Başlangıçta, röportajları kullanmamaya karar vermiştim, çünkü örgütün büyük kısmının


çok öğretici olan birçok belge yayınladığının farkındaydım. Önceden yazılanları toplamanın
ve düzenlemenin ve mevcut bilgiyi birkaç röportajla tamamlamanın daha hızlı olacağını
düşündüm. Çalışmaya gerçekten böyle başladım, ancak –genellikle yazdığım her şeyde
yaptığım gibi- hemen hemen bütün bir kitap olduğuna inandığım ön bir versiyonunu yayar
yaymaz eleştirel okurlarım beni endişeye düşüren iki görüş yolladı: birincisi anlattığım her
şeyin benim anlattığım kadar harika olmadığıyla ilişkiliydi; ikincisi Brezilya’nın bir
bölgesinde ortaya çıkanı ülkenin geri kalanına genellediğimi düşünüyorlardı, işin gerçeği her
bir bölgenin çok farklı bir gerçekliğe sahip olduğuydu.

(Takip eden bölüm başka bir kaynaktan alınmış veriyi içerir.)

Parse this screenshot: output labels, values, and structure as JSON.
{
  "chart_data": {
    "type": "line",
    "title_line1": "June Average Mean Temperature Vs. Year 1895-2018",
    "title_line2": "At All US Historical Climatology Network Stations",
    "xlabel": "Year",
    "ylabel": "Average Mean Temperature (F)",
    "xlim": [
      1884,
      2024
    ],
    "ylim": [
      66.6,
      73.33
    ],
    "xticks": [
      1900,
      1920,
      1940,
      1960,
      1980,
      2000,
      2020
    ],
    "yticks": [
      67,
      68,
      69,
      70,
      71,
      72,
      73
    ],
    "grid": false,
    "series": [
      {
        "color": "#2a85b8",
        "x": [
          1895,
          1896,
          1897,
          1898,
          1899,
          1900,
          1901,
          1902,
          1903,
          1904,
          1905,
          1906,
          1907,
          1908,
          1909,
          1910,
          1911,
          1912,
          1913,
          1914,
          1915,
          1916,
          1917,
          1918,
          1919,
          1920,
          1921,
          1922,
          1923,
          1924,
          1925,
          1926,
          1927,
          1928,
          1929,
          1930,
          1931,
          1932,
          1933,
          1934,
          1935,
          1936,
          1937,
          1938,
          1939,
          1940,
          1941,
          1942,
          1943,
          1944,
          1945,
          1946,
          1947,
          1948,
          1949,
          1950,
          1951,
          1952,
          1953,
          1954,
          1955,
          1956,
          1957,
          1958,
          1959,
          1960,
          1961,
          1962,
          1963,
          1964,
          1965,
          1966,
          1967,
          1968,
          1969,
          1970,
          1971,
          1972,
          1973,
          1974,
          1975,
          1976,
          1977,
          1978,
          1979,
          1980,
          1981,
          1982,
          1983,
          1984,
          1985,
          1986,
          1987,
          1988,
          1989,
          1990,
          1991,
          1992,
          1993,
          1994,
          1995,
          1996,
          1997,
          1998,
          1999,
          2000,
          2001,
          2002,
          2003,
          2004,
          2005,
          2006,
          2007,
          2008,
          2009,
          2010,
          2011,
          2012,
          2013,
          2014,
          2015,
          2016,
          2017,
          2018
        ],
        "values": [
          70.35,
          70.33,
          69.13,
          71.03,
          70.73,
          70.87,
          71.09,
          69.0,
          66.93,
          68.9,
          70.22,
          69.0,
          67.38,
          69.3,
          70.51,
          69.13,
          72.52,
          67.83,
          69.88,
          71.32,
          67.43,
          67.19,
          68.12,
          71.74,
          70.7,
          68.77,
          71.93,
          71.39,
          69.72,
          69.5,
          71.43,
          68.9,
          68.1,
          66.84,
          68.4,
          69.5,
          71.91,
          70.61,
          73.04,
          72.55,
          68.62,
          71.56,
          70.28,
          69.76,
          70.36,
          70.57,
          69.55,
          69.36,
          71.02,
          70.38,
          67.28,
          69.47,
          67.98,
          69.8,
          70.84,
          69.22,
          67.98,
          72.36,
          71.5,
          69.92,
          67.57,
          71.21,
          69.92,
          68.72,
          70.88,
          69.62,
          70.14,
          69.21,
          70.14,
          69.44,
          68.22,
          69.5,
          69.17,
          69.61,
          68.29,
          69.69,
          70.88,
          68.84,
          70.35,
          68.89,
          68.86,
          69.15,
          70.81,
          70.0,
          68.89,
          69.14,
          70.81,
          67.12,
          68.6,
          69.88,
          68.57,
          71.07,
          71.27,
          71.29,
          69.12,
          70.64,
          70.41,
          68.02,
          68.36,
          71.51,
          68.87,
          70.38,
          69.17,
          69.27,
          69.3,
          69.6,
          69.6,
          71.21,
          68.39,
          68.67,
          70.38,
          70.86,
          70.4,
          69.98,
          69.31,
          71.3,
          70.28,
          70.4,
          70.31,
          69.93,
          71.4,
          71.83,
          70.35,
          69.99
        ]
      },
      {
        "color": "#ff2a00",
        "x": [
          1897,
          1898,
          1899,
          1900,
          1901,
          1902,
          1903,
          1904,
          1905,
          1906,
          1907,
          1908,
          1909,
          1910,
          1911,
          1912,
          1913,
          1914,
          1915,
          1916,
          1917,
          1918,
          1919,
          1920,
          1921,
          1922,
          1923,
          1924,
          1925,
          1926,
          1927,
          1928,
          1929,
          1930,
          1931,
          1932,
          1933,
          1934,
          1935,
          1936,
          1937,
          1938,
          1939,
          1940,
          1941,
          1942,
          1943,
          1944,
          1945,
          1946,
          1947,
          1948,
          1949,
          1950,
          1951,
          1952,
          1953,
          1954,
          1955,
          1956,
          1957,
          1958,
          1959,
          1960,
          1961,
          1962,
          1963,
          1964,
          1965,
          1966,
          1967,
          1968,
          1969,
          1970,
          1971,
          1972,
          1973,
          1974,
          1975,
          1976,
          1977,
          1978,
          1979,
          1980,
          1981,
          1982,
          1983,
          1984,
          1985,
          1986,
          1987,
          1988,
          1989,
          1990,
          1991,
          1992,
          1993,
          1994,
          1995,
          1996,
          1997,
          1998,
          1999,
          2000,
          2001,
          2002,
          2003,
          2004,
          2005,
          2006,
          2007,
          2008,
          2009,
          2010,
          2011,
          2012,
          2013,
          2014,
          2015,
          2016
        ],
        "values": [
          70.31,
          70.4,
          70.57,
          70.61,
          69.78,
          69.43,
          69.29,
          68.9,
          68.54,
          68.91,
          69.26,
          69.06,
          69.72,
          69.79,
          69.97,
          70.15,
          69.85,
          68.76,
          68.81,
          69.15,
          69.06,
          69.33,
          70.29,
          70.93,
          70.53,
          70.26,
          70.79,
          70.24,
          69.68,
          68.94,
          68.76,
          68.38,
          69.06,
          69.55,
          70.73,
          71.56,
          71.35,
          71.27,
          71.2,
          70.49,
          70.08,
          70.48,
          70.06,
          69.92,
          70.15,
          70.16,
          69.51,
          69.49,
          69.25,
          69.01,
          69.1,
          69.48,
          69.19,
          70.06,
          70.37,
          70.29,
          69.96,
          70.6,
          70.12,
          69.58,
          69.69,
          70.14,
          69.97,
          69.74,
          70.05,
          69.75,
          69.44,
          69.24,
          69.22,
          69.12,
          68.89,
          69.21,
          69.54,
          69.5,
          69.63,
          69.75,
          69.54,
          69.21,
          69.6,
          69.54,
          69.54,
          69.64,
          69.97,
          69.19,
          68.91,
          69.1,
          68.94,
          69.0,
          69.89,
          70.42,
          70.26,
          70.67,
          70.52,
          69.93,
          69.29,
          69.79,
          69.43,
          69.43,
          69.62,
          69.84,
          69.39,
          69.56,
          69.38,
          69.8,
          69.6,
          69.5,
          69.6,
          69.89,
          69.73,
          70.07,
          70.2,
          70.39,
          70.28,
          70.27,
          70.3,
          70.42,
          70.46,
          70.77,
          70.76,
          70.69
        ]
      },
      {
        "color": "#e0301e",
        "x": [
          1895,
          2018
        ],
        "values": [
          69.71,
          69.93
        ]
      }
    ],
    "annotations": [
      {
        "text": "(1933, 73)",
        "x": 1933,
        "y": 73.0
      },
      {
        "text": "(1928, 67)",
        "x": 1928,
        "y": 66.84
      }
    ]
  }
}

Dayanağı olmayan bu fikirlerin üstesinden gelmek için, kitaplarda tanımlanan çözümlerin


ardındaki süreçleri daha fazla araştırmaya karar verdim. Daha sonra her bir sürecin nasıl
meydana geldiğini, hangi güçlüklerle karşılaşıldığını, bunların üstesinden nasıl geldiklerini,
hangi fikirlerin geride bırakıldığını bana anlatacak birçok röportaj gerçekleştirmeye karar
verdim.

Röportaj yapılan insanların bazıları bana kendi deneyimlerini anlattı, böylece okuyucu
açısından bilgi kolay ve ilginç kılındı. Başkaları bu yolu izlerken karşılaştıkları güçlükler ve
dersler hakkında konuştu. Bu fikirler sayesinde tarımsal sorunlar ve bu insanların günün
şartlarında katılımcı bir dünya yaratma çabalarında karşılaştıkları güçlükler hakkında epey şey
öğrendim. Ancak her şeyden önemlisi, Küba’da yöneticisi olduğum Latin Amerika Halkları
Bellek Araştırma Merkezi’nde (MEPLA) kullandığımız yöntemin öneminden giderek emin
oldum. Eğer toplumsal hareketler ve sol hakkında bir şey öğrenmek istersek, sadece yazılı
belgelere başvuramayız. Bu belgeler düşüncelerin hiç tarihi yokmuş gibi onları taşa
çevirmeye ve onların bir projeden başka bir şey olmadığı gerçeğiyle harmanlamaya
eğilimlidir. Olayların daha iyi idrak edilmesinin tek yolu olarak, izlenen yolları yeniden inşa
etmeye çalışmamız gerektiğine inanıyorum. Projelerini bilmeli, bunların hangi kısmının
gerçekleştirildiğini, ve diğer kısmının neden gerçekleştirilmediğini bilmeliyiz; bu projeleri
uygularken ortaya çıkan çarpıklıkları ve yol boyunca öne sürülen yeni fikirleri
tanımlamalıyız. İnsanların eğitimine –başka bir deyişle, başka insanların bu deneyimden ders
çıkarabilmesi ve böylece aynı hatalardan ve çarpıklıklardan kaçınabilmesinin- katkıda
bulunabilmemizin tek yolunun bundan sonra olduğuna inanıyorum. İçinde geliştikleri farklı
gerçeklere göre kendi karakterlerini kazanan bahsettiğimiz süreçler fikri üzerinde daha fazla
durmak için, ilk kamp kurdukları günden bugüne kadar, iki yerleşimin “yaşam çizgisi” olarak
tanımlayabileceğimiz bu iki tanıklığı birleştirmeye karar verdim. Amacımızı başarıp
başarmadığımız okuyucuya bağlı olacaktır.

Kitabın daha çok Güney Brezilya’nın deneyimlerine vurgu yaptığının farkında olduğumu
açıklamak isterim. Bu söz konusu bölgeyi tercih ettiğim anlamına gelmez, bu daha çok
objektif bir gerçekten ötürüdür: burası MST’nin muazzam gelişim kaydettiği yerdir ve her
nasılsa bu deneyimler ülkenin diğer bölgeleri için bir başvuru noktası oldu. Arjantinli-
Paraguaylı genç bir araştırmacı olan Natalia Alvarez, bu kitap için sıkı bir işbirlikçi yaptı; ve
Brezilyalı araştırmacı Maria Almeida röportajları kaydetti ve benim Brezilya’da temel
dayanağım oldu. Ayrıca görüşleri ve önerileri için, kamplardan ulusal düzeye MST üyelerine
ve destekleri için MEPLA çalışma takımının hepsine, özellikle bu kitabın son baskısından
sorumlu olan Carlos Garcia Pleyan ve Berta Menendez’e teşekkür etmek isterim.

Marta Harnecker

Havana, 4 Ocak 2002

NOTLAR:
1
Hükümetin köylü varlığını desteklediği zirai hudutlardaki yerler.